Lakefield Sewage Lagoons, early October


Another catch-up post today from early-October.  Our Ornithology class went out to the Lakefield Sewage Lagoons for a morning to see what was out and about in the ponds.  When people first heard that we were going to a Sewage Lagoon, the look on so many faces was "Ewwww we're going where?!" mixed with a "wait, what?" and a dash of "why would we go to a sewage plant!?".   Little do many people know that sewage plants are often local gems for birders and havens for many species of birds.  Many birds that frequent this particular sewage lagoon include ducks, shorebirds, swallows, turkey, etc.

On this particular day, there were quite a few birds around!  We started off by noticing all the ducks in the first cell.  Amongst all of the Lesser Scaup, there was a single Common Goldeneye.  I wish there was a Greater Scaup also in the pond, as it's SO difficult to tell the two apart (even I IDed it incorrectly at first and needed a second opinion).  In the second cell we saw more scaup, four Wood Ducks (a favourite of most people), and some mallards.


As we walked around cell two, we saw Red-winged Blackbirds, Turkey Vulture, Mourning Dove, Blue Jays, and then my group came upon the second group of students and TA (Scott) who were all rather excited about a bird.  A Shorebird!

We all hurried over to where it was alone and eating inverts within the mud.  All of us stood around with out ID books out.  For me, shorebirds have been fairly difficult to master, and one in non-breeding plumage? *cue laughter* Even harder.

Our first guess was a Dunlin, which quickly got booted out and moved into a Western Sandpiper.  It seemed like it could be possible, but more so impossible.  We waited a little longer and watched it walk around to get a look at it in all sorts of positions.  


It did a little hop away from us and we suddenly got a quick flash of it's rump.  White.

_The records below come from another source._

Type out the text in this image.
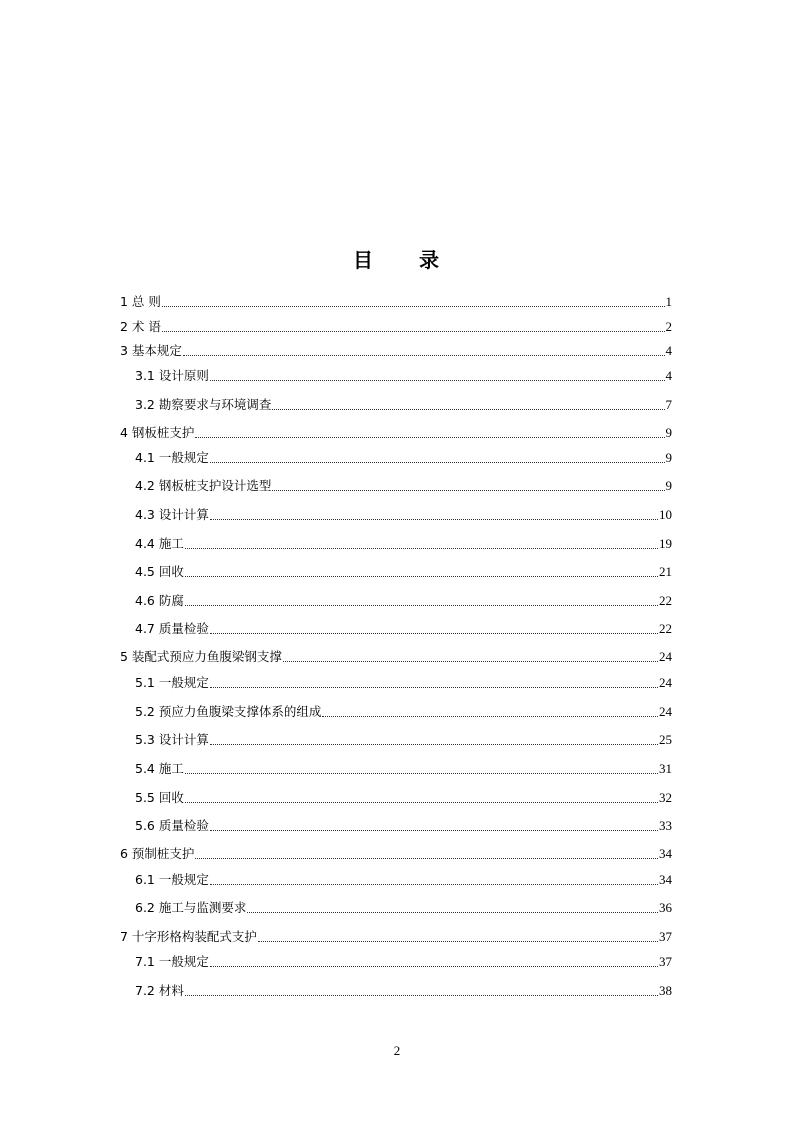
目　　录
1 总 则	1
2 术 语	2
3 基本规定	4
3.1 设计原则	4
3.2 勘察要求与环境调查	7
4 钢板桩支护	9
4.1 一般规定	9
4.2 钢板桩支护设计选型	9
4.3 设计计算	10
4.4 施工	19
4.5 回收	21
4.6 防腐	22
4.7 质量检验	22
5 装配式预应力鱼腹梁钢支撑	24
5.1 一般规定	24
5.2 预应力鱼腹梁支撑体系的组成	24
5.3 设计计算	25
5.4 施工	31
5.5 回收	32
5.6 质量检验	33
6 预制桩支护	34
6.1 一般规定	34
6.2 施工与监测要求	36
7 十字形格构装配式支护	37
7.1 一般规定	37
7.2 材料	38
2
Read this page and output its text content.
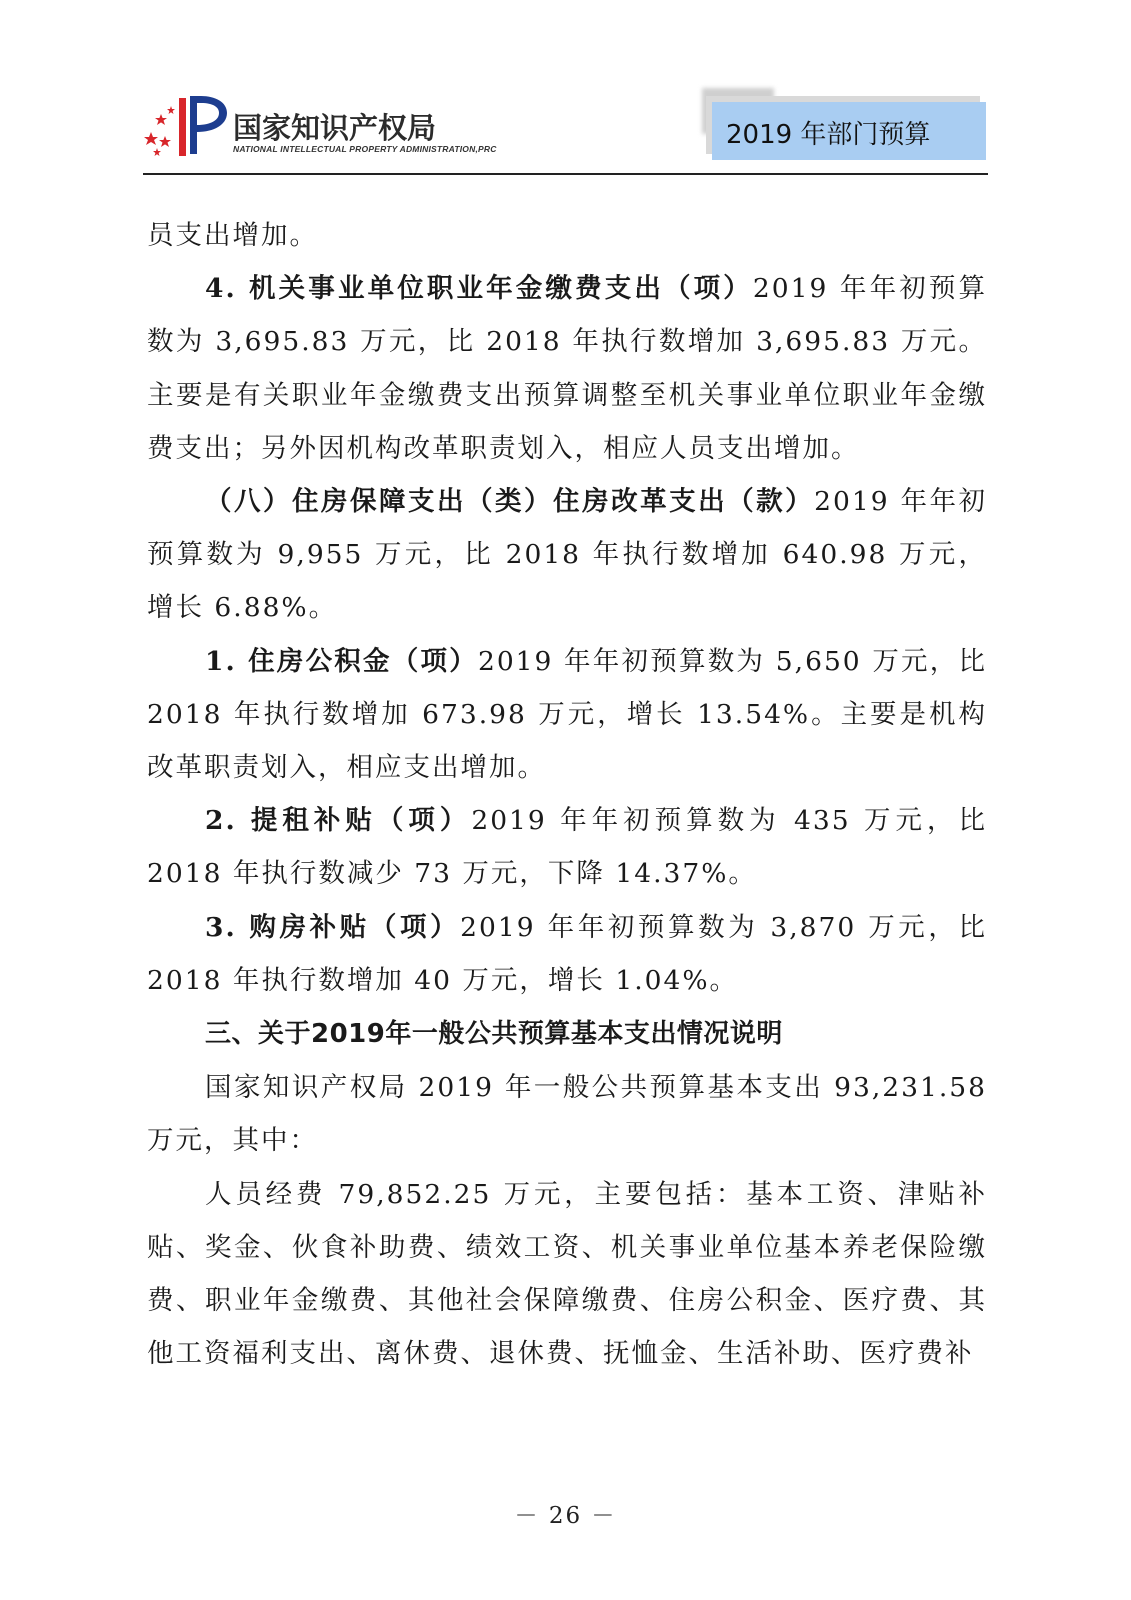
国家知识产权局
NATIONAL INTELLECTUAL PROPERTY ADMINISTRATION,PRC	2019 年部门预算

员支出增加。

4. 机关事业单位职业年金缴费支出（项）2019 年年初预算数为 3,695.83 万元，比 2018 年执行数增加 3,695.83 万元。主要是有关职业年金缴费支出预算调整至机关事业单位职业年金缴费支出；另外因机构改革职责划入，相应人员支出增加。

（八）住房保障支出（类）住房改革支出（款）2019 年年初预算数为 9,955 万元，比 2018 年执行数增加 640.98 万元，增长 6.88%。

1. 住房公积金（项）2019 年年初预算数为 5,650 万元，比 2018 年执行数增加 673.98 万元，增长 13.54%。主要是机构改革职责划入，相应支出增加。

2. 提租补贴（项）2019 年年初预算数为 435 万元，比 2018 年执行数减少 73 万元，下降 14.37%。

3. 购房补贴（项）2019 年年初预算数为 3,870 万元，比 2018 年执行数增加 40 万元，增长 1.04%。

三、关于2019年一般公共预算基本支出情况说明

国家知识产权局 2019 年一般公共预算基本支出 93,231.58 万元，其中：

人员经费 79,852.25 万元，主要包括：基本工资、津贴补贴、奖金、伙食补助费、绩效工资、机关事业单位基本养老保险缴费、职业年金缴费、其他社会保障缴费、住房公积金、医疗费、其他工资福利支出、离休费、退休费、抚恤金、生活补助、医疗费补

－ 26 －
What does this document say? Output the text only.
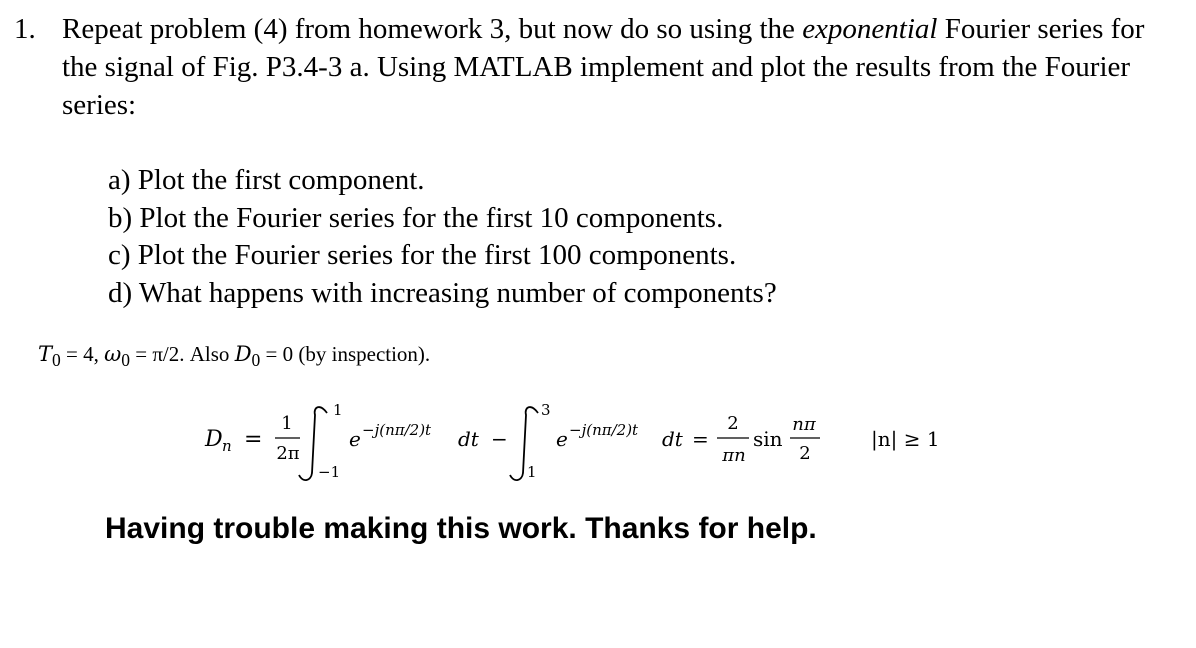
1. Repeat problem (4) from homework 3, but now do so using the exponential Fourier series for the signal of Fig. P3.4-3 a. Using MATLAB implement and plot the results from the Fourier series:
a) Plot the first component.
b) Plot the Fourier series for the first 10 components.
c) Plot the Fourier series for the first 100 components.
d) What happens with increasing number of components?
$T_0 = 4$, $\omega_0 = \pi/2$. Also $D_0 = 0$ (by inspection).
D n =
1
2π
1
−1
e −j(nπ/2)t dt −
3
1
e −j(nπ/2)t dt =
2
πn
sin
nπ
2
|n| ≥ 1
Having trouble making this work. Thanks for help.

Thank goodness for this great clue!  We were able to walk away, fairly certain that it was a White-rumped Sandpiper, which is still fairly rare for this area.   Once we got back to school, we did double check with our Professor, Erica Nol (the shorebird guru), who also agreed!




It was a pretty exciting bird for all of the students to see, and a lifer for many of them!  We then walked back to the bus and on the way noticed what people thought was a Flicker or something up in a tree.  Strangely enough, it was a lone, Eastern Meadowlark!  Not something that we expected to see at this time of year.  I didn't get to take a photo of it, but it was another lifer for many of our students!

So much more to catch up on still, but hope everyone is happy naturing!